@yoananda2
Je n’essaie
pas de défendre mon « camp » (je suis né catholique mais je ne le
suis plus depuis que je suis devenu majeur, ce n’est donc plus mon camp) mais je
considère que ce rationalisme étriqué n’a rien à voir avec le catholicisme ( ou sinon de façon très périphérique).
Mon opinion
est que cela est lié à un imaginaire qui est né avec la société industrielle au
XIX siècle et qui est dominé par la physique classique. La société a commencé à
être vue comme un vaste système d’horlogerie qui serait l’objet de diverses
forces. Cette façon de regarder la société comme un objet posé devant soi va
mener logiquement à explorer ses différentes déterminations et à rechercher les
lois de son fonctionnement pour agir sur elles.
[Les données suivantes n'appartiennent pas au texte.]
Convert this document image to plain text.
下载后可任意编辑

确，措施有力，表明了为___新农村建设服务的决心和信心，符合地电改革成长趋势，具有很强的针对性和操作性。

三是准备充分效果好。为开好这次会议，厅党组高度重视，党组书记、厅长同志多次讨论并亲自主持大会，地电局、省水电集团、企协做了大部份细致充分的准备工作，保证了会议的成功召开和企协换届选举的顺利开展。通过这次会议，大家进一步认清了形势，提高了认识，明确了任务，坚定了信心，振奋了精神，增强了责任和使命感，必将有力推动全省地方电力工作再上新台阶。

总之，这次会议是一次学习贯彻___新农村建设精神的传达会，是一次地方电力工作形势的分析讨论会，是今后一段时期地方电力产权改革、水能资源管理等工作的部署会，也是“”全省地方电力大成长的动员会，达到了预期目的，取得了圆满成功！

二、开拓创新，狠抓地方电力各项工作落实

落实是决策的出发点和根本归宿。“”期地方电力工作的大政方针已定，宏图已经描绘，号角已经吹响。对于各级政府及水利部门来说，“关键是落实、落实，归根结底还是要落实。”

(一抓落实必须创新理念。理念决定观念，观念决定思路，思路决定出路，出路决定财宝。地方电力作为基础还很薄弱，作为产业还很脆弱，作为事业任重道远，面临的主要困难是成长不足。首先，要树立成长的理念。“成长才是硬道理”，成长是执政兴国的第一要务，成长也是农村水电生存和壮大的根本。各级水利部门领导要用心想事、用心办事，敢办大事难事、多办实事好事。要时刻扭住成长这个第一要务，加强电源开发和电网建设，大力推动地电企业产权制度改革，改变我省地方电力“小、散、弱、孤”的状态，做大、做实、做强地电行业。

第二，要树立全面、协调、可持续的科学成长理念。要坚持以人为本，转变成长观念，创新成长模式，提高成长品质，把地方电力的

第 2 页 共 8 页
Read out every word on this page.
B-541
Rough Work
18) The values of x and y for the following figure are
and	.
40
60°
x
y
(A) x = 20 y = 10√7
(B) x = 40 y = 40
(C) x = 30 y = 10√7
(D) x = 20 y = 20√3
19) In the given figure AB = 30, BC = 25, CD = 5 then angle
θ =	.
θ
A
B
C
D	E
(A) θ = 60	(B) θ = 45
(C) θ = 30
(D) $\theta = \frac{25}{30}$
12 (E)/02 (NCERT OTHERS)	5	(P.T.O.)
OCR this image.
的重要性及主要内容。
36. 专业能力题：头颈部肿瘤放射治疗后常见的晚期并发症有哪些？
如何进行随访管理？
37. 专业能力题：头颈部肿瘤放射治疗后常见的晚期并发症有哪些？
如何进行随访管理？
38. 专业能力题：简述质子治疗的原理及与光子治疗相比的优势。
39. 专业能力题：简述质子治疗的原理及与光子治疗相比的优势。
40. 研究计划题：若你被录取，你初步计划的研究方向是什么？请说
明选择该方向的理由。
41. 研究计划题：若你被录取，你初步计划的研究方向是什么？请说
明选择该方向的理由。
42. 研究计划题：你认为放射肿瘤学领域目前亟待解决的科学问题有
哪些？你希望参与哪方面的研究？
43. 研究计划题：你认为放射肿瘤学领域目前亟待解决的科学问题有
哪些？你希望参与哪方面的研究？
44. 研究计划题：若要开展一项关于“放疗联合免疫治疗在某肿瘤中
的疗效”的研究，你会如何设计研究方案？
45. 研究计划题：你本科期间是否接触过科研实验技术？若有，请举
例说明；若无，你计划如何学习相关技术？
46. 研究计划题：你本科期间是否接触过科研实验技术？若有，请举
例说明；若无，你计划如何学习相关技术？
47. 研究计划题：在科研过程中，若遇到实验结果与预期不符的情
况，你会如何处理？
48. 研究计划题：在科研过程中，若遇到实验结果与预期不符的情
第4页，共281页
Et bien évidemment, les seuls à maitriser ces lois, ce sont les experts. Cet imaginaire va imprégner divers
aspects de la société, y compris la pensée économique et juridique. Et c’est
ainsi qu’on va se retrouver avec une conception selon laquelle les mesures
politiques doivent s’imposer de manière technique aux individus. Mais encore
faut-il convaincre monsieur et madame tout le monde d’accepter ces réponses
techniques. Est donc venue l’idée de transformer les masses en les rééduquant
et en les réorientant dans la bonne direction grâce à des techniques de
fabrication du consentement. C’est sur cette base qu’est née l’ingénierie sociale
moderne. L’ expert devient donc une autorité dont la fonction est d’apprendre
aux masses ce qui est objectivement vrai ou faux et de formater les consciences. Dans ce régime représentatif (qui a été entretemps
rebaptisé habilement « démocratie »), la source du pouvoir n’est pas
le peuple, mais la « science » ( en réalité pseudo-science) dont le savoir
est détenus par des experts, c’est ainsi que la question de la souveraineté populaire
se trouve de fait évacuée, ce n’est qu’une fiction juridique qui
ne sert qu’à fabriquer le consentement des masses dans nos prétendues « démocraties »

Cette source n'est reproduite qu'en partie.